Eventually the pieces dissolves into an ambient wash, signifying the release of absolute structure. When the parts are reassembled, a glitch filter and two Moog processors distress the remaining bits — a semblance of fragmented reminders.

Artistic Collaboration: Limitrophe

A border is a sort of marker between two systems that share common attributes. While national law varies between territories, organic science has no respect for governance. Which begs the question: does the universe abide by its own set of rules, to be unearthed through examination, or does discovery occur by chance?

“The way different people have come to the same discovery independently,” wrote William H. Whyte in his 1956 book The Organization Man, “refutes the ‘great-man’ concept we cherish. It’s mostly luck who makes a discovery. If there had been no Einstein there would, in all likelihood, still be a relativity theory.”

piece by Bernard Madden

Artist B.G. Madden explores systems in nature as would a scientist, revealing hidden information and transforming meta-relationships into a new visual language. His work extrapolates these meanings into renderings of graphite, pigment and plaster, resting comfortably between avant-garde experimentation and traditional formalism. The piece Madden creates are beautifully disquieting yet energetically precise.

This piece, titled Limitrophe, is the first of a collaborative series between Suss Müsik and B.G. Madden. The first half is a series of layers: electronic fields of Moog-enhanced static, generated by an audio “scan” of Madden’s image. A base melody is performed on strings and accelerated during the piece’s coda, performed for fake orchestra using strings, brass and percussion. One field’s relative attributes informs the other, forming a clear delineation between the two approaches while maintaining their connective bond.

We are looking into possible performance/exhibition opportunities in which to further this fruitful experiment in cross-pollination. Stay tuned.

Live Studio Improvisations

Suss Müsik is releasing a series of live improvisations, recorded straight to 8-track in the studio. This effort (working title Non) is in conjunction with an upcoming announcement regarding Suss Müsik’s distribution of material. We’re very excited about these developments.

Anyway, the first release of the series is titled Op-Ed and was performed on treated piano, guitar, electronics, organ and percussion. It got a little crazy after a while, but this excerpt of three and a half minutes was captured nicely.

Fake Orchestras

Suss Müsik has been doing quite a bit of composing lately. Much of the material falls under the category of what we call “fake orchestras,” often involving some combination of digital and traditional strings, piano, woodwinds and percussion. We think of it as something like a broken consort. We explored this concept on a couple of Disquiet Junto projects over the past year, and we’ve expanded upon this dynamic to create new pieces of increasing depth and complexity.

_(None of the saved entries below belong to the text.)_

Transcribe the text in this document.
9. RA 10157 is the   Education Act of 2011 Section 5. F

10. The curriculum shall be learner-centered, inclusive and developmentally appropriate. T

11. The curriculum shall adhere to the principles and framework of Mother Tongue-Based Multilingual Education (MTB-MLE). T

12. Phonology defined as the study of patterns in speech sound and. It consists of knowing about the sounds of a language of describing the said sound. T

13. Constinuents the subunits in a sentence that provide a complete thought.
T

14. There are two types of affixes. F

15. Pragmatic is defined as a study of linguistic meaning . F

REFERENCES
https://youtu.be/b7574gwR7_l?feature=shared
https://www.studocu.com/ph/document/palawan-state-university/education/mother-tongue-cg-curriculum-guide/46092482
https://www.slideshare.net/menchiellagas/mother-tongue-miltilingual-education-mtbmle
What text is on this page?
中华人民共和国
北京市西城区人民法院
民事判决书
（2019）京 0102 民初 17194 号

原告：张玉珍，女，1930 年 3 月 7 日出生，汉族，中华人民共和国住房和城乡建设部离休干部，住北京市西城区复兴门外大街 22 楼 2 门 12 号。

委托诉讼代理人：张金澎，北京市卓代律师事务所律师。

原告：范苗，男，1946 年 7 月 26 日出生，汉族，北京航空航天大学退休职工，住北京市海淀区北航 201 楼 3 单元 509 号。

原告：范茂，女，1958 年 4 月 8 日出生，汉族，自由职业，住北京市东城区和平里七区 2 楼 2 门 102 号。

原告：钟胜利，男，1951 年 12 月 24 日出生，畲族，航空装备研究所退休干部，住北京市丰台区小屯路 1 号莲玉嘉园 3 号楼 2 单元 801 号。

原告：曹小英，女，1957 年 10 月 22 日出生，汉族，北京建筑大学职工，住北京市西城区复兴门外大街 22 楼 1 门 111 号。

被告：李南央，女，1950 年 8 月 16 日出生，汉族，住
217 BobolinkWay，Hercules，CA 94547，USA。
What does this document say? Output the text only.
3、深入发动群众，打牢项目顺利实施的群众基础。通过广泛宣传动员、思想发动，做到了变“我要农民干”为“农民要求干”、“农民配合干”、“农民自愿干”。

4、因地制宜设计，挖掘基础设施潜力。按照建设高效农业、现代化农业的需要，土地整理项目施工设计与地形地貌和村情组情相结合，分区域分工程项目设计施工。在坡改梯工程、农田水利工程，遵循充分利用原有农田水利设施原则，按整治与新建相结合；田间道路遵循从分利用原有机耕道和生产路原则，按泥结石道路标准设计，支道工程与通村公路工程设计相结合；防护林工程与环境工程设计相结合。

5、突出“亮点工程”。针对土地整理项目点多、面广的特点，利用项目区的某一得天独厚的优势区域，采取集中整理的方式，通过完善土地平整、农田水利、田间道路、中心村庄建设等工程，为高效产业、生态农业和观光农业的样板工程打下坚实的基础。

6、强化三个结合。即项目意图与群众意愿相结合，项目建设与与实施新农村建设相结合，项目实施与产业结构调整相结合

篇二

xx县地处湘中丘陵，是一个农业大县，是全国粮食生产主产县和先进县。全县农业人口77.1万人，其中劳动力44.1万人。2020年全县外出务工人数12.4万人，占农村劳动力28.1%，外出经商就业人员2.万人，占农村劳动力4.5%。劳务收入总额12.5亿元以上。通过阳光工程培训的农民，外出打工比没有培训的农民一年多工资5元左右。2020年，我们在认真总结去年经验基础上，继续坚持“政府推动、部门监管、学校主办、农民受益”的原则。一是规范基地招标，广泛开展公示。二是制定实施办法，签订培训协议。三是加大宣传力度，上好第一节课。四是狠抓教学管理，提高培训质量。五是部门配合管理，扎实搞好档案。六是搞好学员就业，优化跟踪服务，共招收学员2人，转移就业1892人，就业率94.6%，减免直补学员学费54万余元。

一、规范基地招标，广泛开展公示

In order to fully pursue this new approach, Suss Müsik has once again (to the probable dismay and irritation of our seven fans worldwide) delayed the Decatenation project for the short-term future. It makes more sense thematically, since the final track listing of Decatenation skews more toward definable song structures, with at least one piece resembling what could almost be considered a “single” in some weird parallel universe.

It’s interesting, upon reflection, the somewhat convoluted path Suss Müsik has taken over the past eighteen months from ambient minimalism (i.e. music as meditative furniture) to something more structural and intentionally arranged. We think it’s a good progression, and Suss Müsik embraces the challenge that the interplay of instrumental voices presents when working more acoustically.

In other news, Suss Müsik is exploring the possibility of playing some live dates in 2018. We are not yet certain how this will work logistically or what it will involve, but we’ll let you know.